In addition to the efforts to develop effective protection against stem pitting, extensive experimentation has been done in order to achieve protection against quick decline. As discussed above, in contrast to the stem pitting disease, quick decline could be effectively managed by the use of resistant and/or tolerant rootstocks in combination with pathogen-free germplasm. This, however, does not negate an importance of finding mild virus isolates that could provide sustained protection against this disease. Due to the high adaptability of sour orange rootstock to a variety of soil types and its tolerance to the oomycetes-associated root rot diseases as well as the ability to support scions that produce high yields of fruit, it would be desirable in many situations to preferentially use this rootstock. The development of an effective cross-protection strategy against quick decline would bring it back into play. A number of experiments were conducted in this attempt worldwide, however, all were unsuccessful, and no effective protective CTV isolate has been found (reviewed by da Graça, 2010; Roistacher et al., 2010).

Overall, finding protecting isolates has been empirical and rarely successful. The general approach for selecting protecting isolates was to find infected plants showing little or no symptoms in areas where severe isolates have caused serious disease and test them for the ability to protect against severe isolates in different varieties, which required years of evaluation. Researchers have spent their whole careers trying to develop a cross-protection-based approach to control CTV. Often mild CTV isolates failed to protect or provided only limited short-term protection against severe disease. Best results were obtained when mild isolates derived from certain citrus varieties were used for pre-immunization of the same varieties; the same isolates usually performed poorly when were used with other citrus varieties.
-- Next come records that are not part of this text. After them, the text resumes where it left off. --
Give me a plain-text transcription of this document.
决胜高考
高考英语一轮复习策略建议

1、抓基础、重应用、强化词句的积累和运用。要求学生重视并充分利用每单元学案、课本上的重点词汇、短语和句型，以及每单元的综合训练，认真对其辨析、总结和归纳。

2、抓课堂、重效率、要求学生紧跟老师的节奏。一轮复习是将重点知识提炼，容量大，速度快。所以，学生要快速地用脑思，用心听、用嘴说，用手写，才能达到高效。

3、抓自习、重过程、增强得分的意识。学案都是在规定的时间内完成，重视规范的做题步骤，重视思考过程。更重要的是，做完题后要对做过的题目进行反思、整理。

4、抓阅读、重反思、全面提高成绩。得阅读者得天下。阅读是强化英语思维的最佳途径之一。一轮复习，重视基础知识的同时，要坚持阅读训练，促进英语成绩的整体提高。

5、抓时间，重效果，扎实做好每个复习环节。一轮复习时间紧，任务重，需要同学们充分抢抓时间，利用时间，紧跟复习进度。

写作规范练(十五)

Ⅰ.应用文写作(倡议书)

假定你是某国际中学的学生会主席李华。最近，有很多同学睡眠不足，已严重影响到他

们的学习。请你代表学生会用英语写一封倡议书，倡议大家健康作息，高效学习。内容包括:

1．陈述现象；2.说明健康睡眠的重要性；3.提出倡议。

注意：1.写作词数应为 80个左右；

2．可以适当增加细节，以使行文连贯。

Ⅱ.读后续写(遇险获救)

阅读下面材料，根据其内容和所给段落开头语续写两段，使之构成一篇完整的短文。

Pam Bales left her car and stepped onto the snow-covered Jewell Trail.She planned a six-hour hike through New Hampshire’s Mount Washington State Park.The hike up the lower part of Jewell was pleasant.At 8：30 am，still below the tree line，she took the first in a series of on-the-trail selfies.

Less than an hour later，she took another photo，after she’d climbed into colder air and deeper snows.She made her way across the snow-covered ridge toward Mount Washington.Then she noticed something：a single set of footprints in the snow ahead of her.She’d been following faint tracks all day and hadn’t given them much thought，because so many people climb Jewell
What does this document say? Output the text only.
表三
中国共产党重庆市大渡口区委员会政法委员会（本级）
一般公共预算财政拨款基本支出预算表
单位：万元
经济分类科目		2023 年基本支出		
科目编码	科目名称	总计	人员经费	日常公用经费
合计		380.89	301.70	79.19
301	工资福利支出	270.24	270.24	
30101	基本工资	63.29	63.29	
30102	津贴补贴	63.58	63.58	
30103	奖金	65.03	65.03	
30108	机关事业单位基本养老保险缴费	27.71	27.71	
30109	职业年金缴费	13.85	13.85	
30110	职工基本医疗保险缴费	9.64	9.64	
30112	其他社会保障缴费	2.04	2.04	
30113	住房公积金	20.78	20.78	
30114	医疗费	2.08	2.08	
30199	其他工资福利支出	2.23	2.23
In general, there has been no understanding why some mild isolates were effective and others failed to protect.

Understanding Cross-Protection by CTV

Examination of the Ability of Different Isolates of CTV to Prevent Superinfection by Another Isolate of the Virus

CTV has long flexuous virions (2000 nm × 10–12 nm) that are encapsidated by two coat proteins. A single-stranded RNA genome of CTV, which is ~19.3 kb, encodes twelve open reading frames (ORFs; Pappu et al., 1994; Karasev et al., 1995) (Figure 1). ORFs 1a and 1b are expressed from the genomic RNA and encode polyproteins required for virus replication. ORF 1a encodes a 349 kDa polyprotein that has two papain-like protease domains plus methyltransferase-like and helicase-like domains. Translation of the polyprotein is thought to occasionally continue through the polymerase-like domain (ORF 1b) by a +1 frameshift. Ten 3′ end ORFs are expressed by 3′ co-terminal subgenomic RNAs (sgRNAs; Hilf et al., 1995; Karasev et al., 1997). Those ORFs encode the following proteins: major (CP) and minor (CPm) coat proteins, p65 [heat shock protein 70 (HSP70) homolog], and p61 that are involved in assembly of virions (Satyanarayana et al., 2000); a hydrophobic p6 protein with a proposed role in virus movement (Dolja et al., 2006; Tatineni et al., 2008); p20 and p23, which along with CP are suppressors of RNA silencing (Lu et al., 2004); and p33, p13, and p18, which play a role in extending the virus host range (Tatineni et al., 2011). Yet, trees of most citrus varieties can be infected with mutants that have the genes for the latter three proteins deleted (Tatineni et al., 2008).

FIGURE 1

FIGURE 1. Schematic diagram of the genome organization of wild type CTV and its derivative GFP-T36 CTV encoding green fluorescent protein (GFP). The open boxes represent ORFs and their translation products. PRO, papain-like protease domain; MT, methyltransferase; HEL, helicase; RdRp, an RNA-dependent RNA polymerase; HSP70h, HSP70 homolog; CPm, minor coat protein; CP, major coat protein. Bent arrows indicate positions of Beet yellows virus (BYV) or CTV CP sgRNA controller elements (CE).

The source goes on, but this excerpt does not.